SERVES: 5 | PREP TIME: 1 to 4 hours | COOK TIME: 25 minutes
¼ cup (50 grams) coconut oil, melted
2 tablespoons coconut aminos
1 tablespoon organic honey
½ teaspoon cayenne pepper
¼ teaspoon garlic powder
¼ teaspoon onion powder
1 pinch plus ¼ teaspoon coarse sea salt, divided
pinch of freshly ground black pepper
25 thin asparagus stalks (about 1 pound/455 grams), ends trimmed
5 slices bacon
2 teaspoons sesame seeds
- Preheat the oven to 400°F (205°C).
- In a medium bowl, whisk together the coconut oil, coconut aminos, honey, cayenne pepper, garlic and onion powders, a pinch of the salt, and the pepper.

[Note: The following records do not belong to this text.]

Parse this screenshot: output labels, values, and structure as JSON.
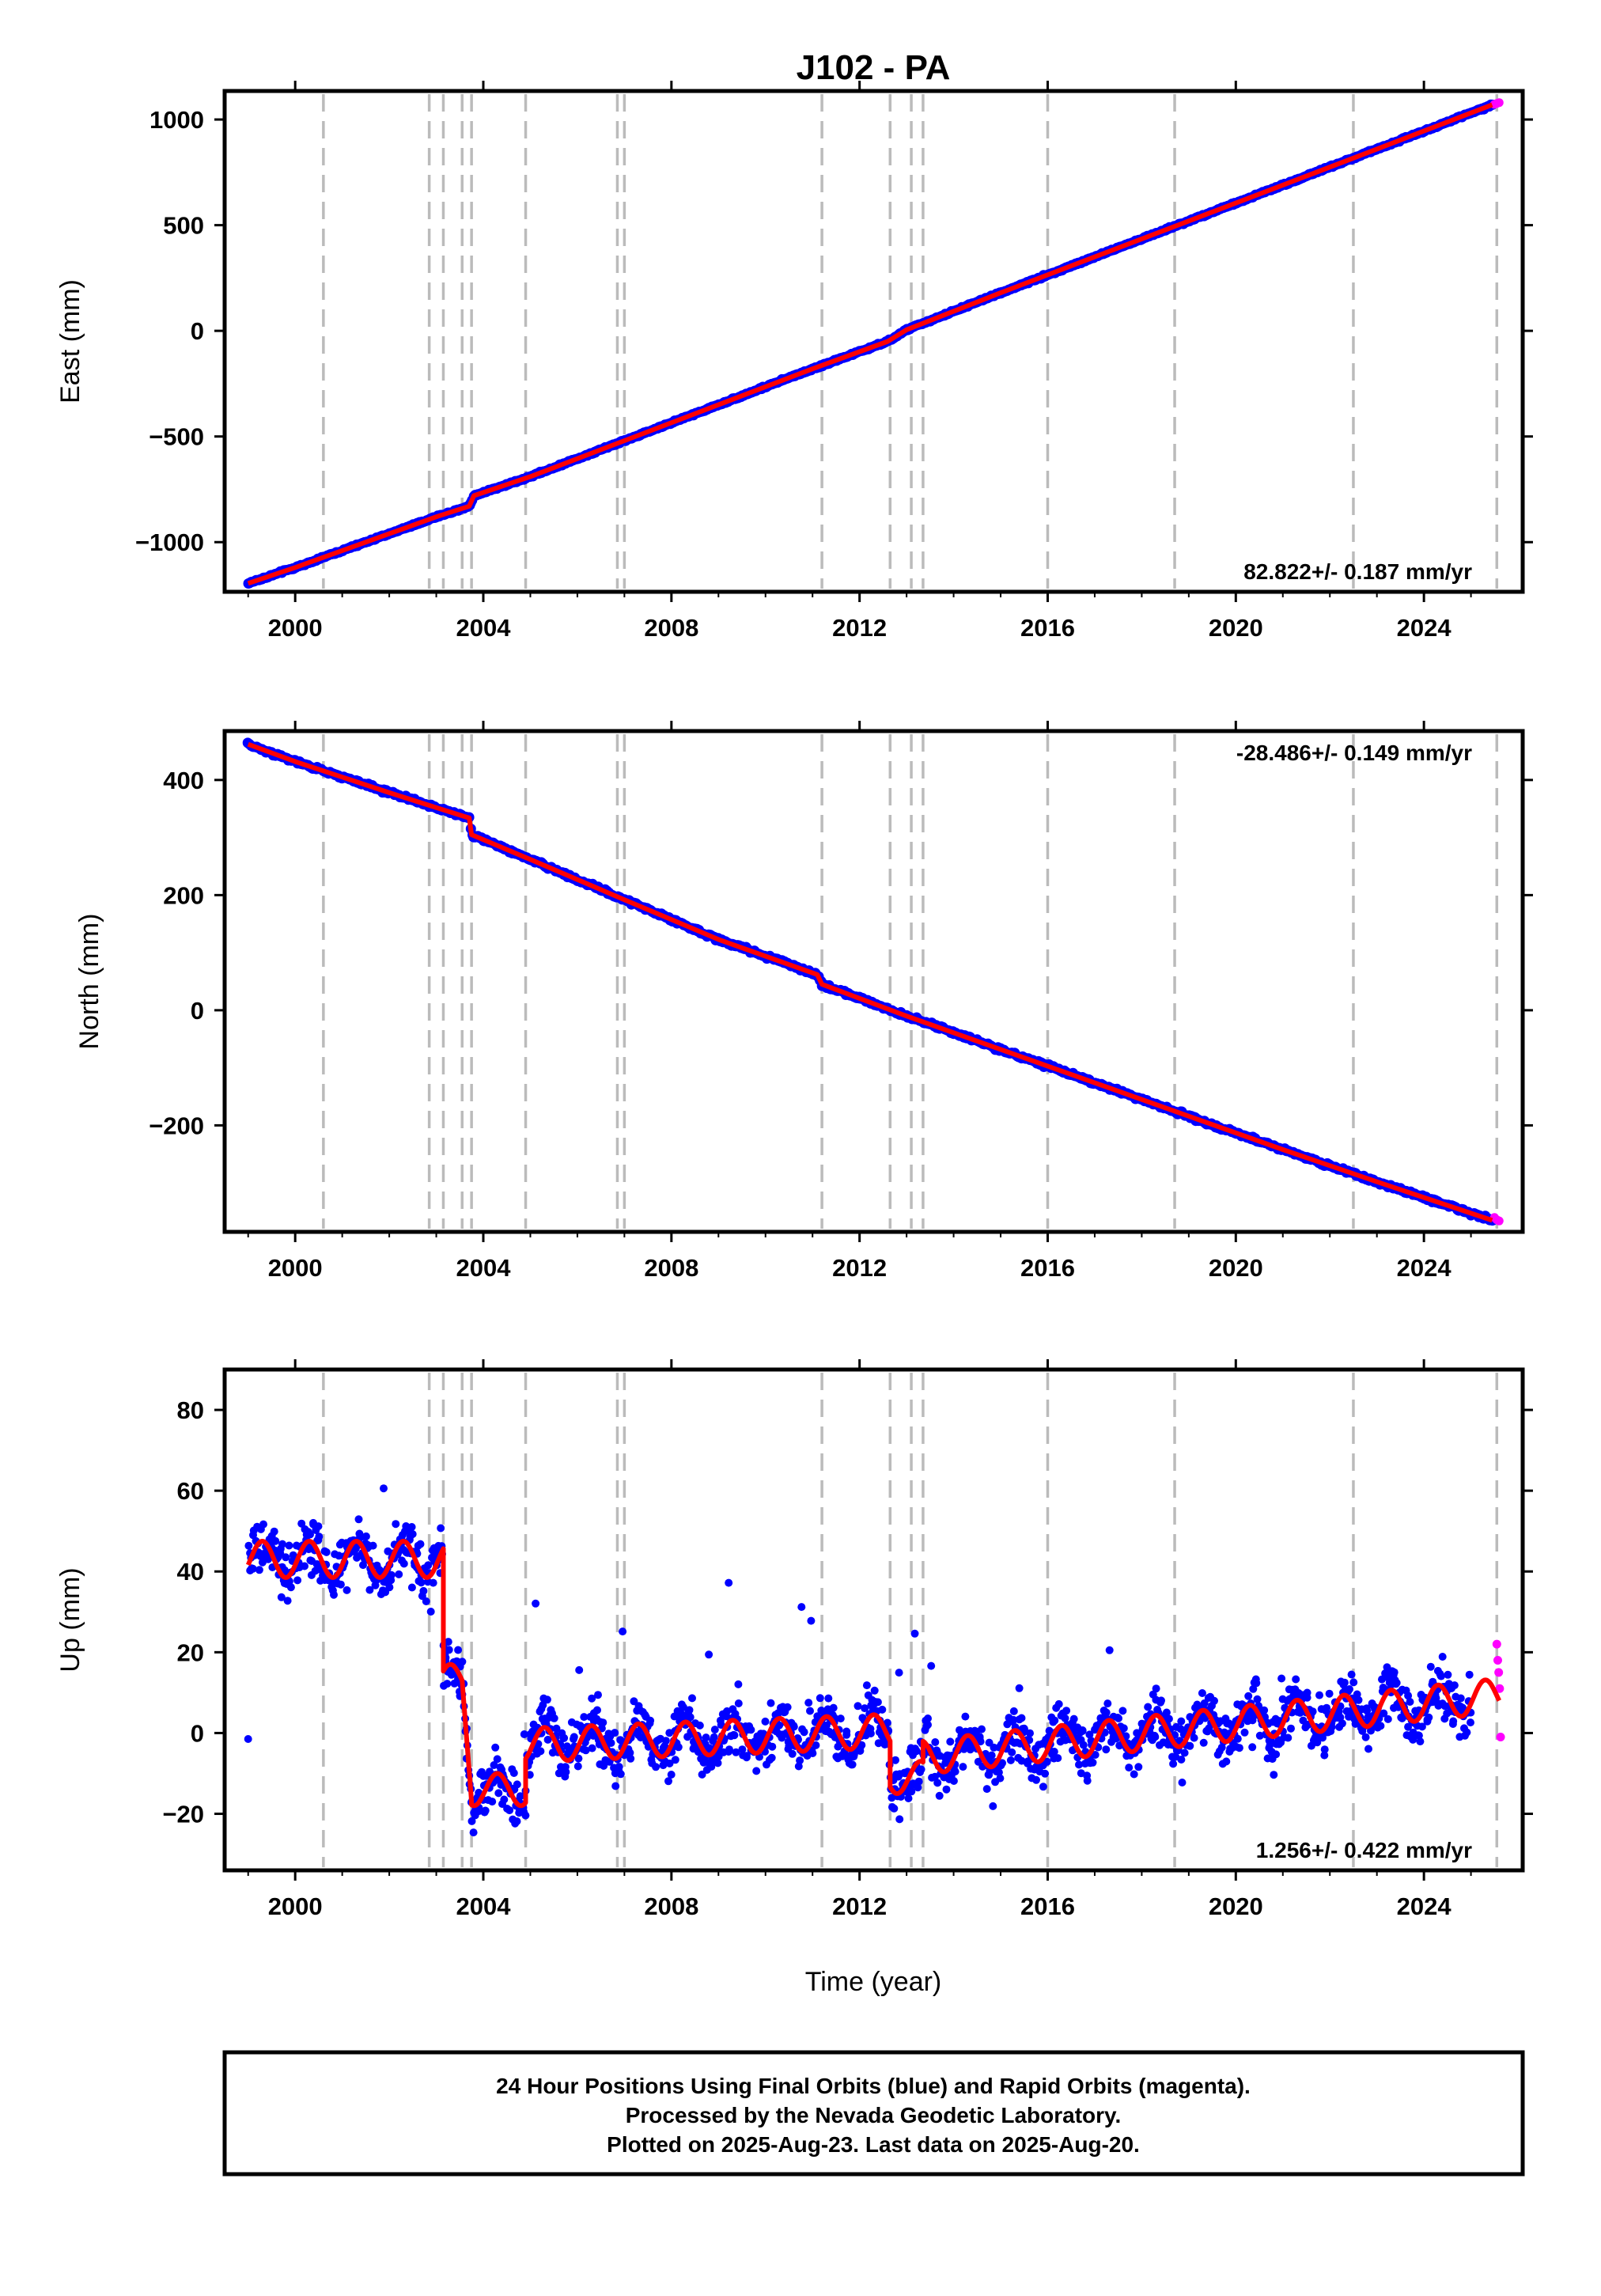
{
  "title": "J102 - PA",
  "xlabel": "Time (year)",
  "footer": {
    "line1": "24 Hour Positions Using Final Orbits (blue) and Rapid Orbits (magenta).",
    "line2": "Processed by the Nevada Geodetic Laboratory.",
    "line3": "Plotted on 2025-Aug-23. Last data on 2025-Aug-20."
  },
  "colors": {
    "final_orbits": "#0000ff",
    "rapid_orbits": "#ff00ff",
    "model": "#ff0000",
    "event_lines": "#bbbbbb",
    "frame": "#000000"
  },
  "chart_data": [
    {
      "type": "scatter",
      "panel": "east",
      "ylabel": "East (mm)",
      "rate_text": "82.822+/- 0.187 mm/yr",
      "rate_position": "bottom-right",
      "xlim": [
        1998.5,
        2026.1
      ],
      "ylim": [
        -1235,
        1135
      ],
      "x_ticks": [
        "2000",
        "2004",
        "2008",
        "2012",
        "2016",
        "2020",
        "2024"
      ],
      "y_ticks": [
        "1000",
        "500",
        "0",
        "−500",
        "−1000"
      ],
      "y_tick_values": [
        1000,
        500,
        0,
        -500,
        -1000
      ],
      "event_years": [
        2000.6,
        2002.85,
        2003.15,
        2003.55,
        2003.75,
        2004.9,
        2006.85,
        2007.0,
        2011.2,
        2012.65,
        2013.1,
        2013.35,
        2016.0,
        2018.7,
        2022.5,
        2025.55
      ],
      "series": [
        {
          "role": "final_orbits",
          "x": [
            1999.0,
            2000.0,
            2001.0,
            2002.0,
            2003.0,
            2003.7,
            2003.8,
            2005.0,
            2007.0,
            2009.0,
            2011.0,
            2012.6,
            2013.0,
            2015.0,
            2017.0,
            2019.0,
            2021.0,
            2023.0,
            2025.45
          ],
          "y": [
            -1195,
            -1120,
            -1040,
            -960,
            -880,
            -830,
            -780,
            -690,
            -520,
            -350,
            -180,
            -50,
            5,
            180,
            350,
            520,
            690,
            860,
            1070
          ]
        },
        {
          "role": "rapid_orbits",
          "x": [
            2025.5,
            2025.55,
            2025.6
          ],
          "y": [
            1072,
            1076,
            1080
          ]
        }
      ]
    },
    {
      "type": "scatter",
      "panel": "north",
      "ylabel": "North (mm)",
      "rate_text": "-28.486+/- 0.149 mm/yr",
      "rate_position": "top-right",
      "xlim": [
        1998.5,
        2026.1
      ],
      "ylim": [
        -385,
        485
      ],
      "x_ticks": [
        "2000",
        "2004",
        "2008",
        "2012",
        "2016",
        "2020",
        "2024"
      ],
      "y_ticks": [
        "400",
        "200",
        "0",
        "−200"
      ],
      "y_tick_values": [
        400,
        200,
        0,
        -200
      ],
      "event_years": [
        2000.6,
        2002.85,
        2003.15,
        2003.55,
        2003.75,
        2004.9,
        2006.85,
        2007.0,
        2011.2,
        2012.65,
        2013.1,
        2013.35,
        2016.0,
        2018.7,
        2022.5,
        2025.55
      ],
      "series": [
        {
          "role": "final_orbits",
          "x": [
            1999.0,
            2000.0,
            2001.0,
            2002.0,
            2003.0,
            2003.7,
            2003.75,
            2005.0,
            2007.0,
            2009.0,
            2011.1,
            2011.2,
            2013.0,
            2015.0,
            2017.0,
            2019.0,
            2021.0,
            2023.0,
            2025.45
          ],
          "y": [
            462,
            432,
            405,
            378,
            352,
            334,
            305,
            262,
            192,
            123,
            62,
            45,
            -10,
            -68,
            -126,
            -184,
            -242,
            -298,
            -365
          ]
        },
        {
          "role": "rapid_orbits",
          "x": [
            2025.5,
            2025.55,
            2025.6
          ],
          "y": [
            -360,
            -364,
            -366
          ]
        }
      ]
    },
    {
      "type": "scatter",
      "panel": "up",
      "ylabel": "Up (mm)",
      "rate_text": "1.256+/- 0.422 mm/yr",
      "rate_position": "bottom-right",
      "xlim": [
        1998.5,
        2026.1
      ],
      "ylim": [
        -34,
        90
      ],
      "x_ticks": [
        "2000",
        "2004",
        "2008",
        "2012",
        "2016",
        "2020",
        "2024"
      ],
      "y_ticks": [
        "80",
        "60",
        "40",
        "20",
        "0",
        "−20"
      ],
      "y_tick_values": [
        80,
        60,
        40,
        20,
        0,
        -20
      ],
      "event_years": [
        2000.6,
        2002.85,
        2003.15,
        2003.55,
        2003.75,
        2004.9,
        2006.85,
        2007.0,
        2011.2,
        2012.65,
        2013.1,
        2013.35,
        2016.0,
        2018.7,
        2022.5,
        2025.55
      ],
      "model_segments": [
        {
          "x0": 1999.0,
          "x1": 2003.15,
          "level": 43,
          "trend": 0,
          "amp": 4.5
        },
        {
          "x0": 2003.15,
          "x1": 2003.55,
          "level": 13,
          "trend": 0,
          "amp": 4
        },
        {
          "x0": 2003.55,
          "x1": 2003.75,
          "level": 13,
          "trend": -150,
          "amp": 0
        },
        {
          "x0": 2003.75,
          "x1": 2004.9,
          "level": -14,
          "trend": 0,
          "amp": 4
        },
        {
          "x0": 2004.9,
          "x1": 2012.65,
          "level": -3,
          "trend": 0.45,
          "amp": 4.2
        },
        {
          "x0": 2012.65,
          "x1": 2013.35,
          "level": -11,
          "trend": 0,
          "amp": 4
        },
        {
          "x0": 2013.35,
          "x1": 2025.6,
          "level": -6,
          "trend": 1.25,
          "amp": 4.2
        }
      ],
      "series": [
        {
          "role": "final_orbits",
          "x": [
            1999.0,
            2000.0,
            2001.0,
            2002.0,
            2003.0,
            2003.4,
            2004.0,
            2006.0,
            2008.0,
            2010.0,
            2012.0,
            2013.0,
            2015.0,
            2017.0,
            2019.0,
            2021.0,
            2023.0,
            2025.0
          ],
          "y": [
            42,
            44,
            42,
            45,
            43,
            13,
            -15,
            -3,
            -2,
            0,
            1,
            -10,
            -5,
            -3,
            -1,
            1,
            6,
            9
          ]
        },
        {
          "role": "rapid_orbits",
          "x": [
            2025.55,
            2025.57,
            2025.59,
            2025.61,
            2025.63
          ],
          "y": [
            22,
            18,
            15,
            11,
            -1
          ]
        }
      ]
    }
  ]
}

Place the asparagus stalks and marinade in a large resealable bag and marinate in the refrigerator for at least 1 hour, but no more than 4 hours.
- Bundle 5 asparagus stalks together, wrap them with a slice of bacon, and place them on a rimmed baking sheet. Repeat with the remaining asparagus and bacon. Sprinkle the bundles evenly with the sesame seeds and the remaining ¼ teaspoon of salt. Bake for 25 minutes. Serve warm.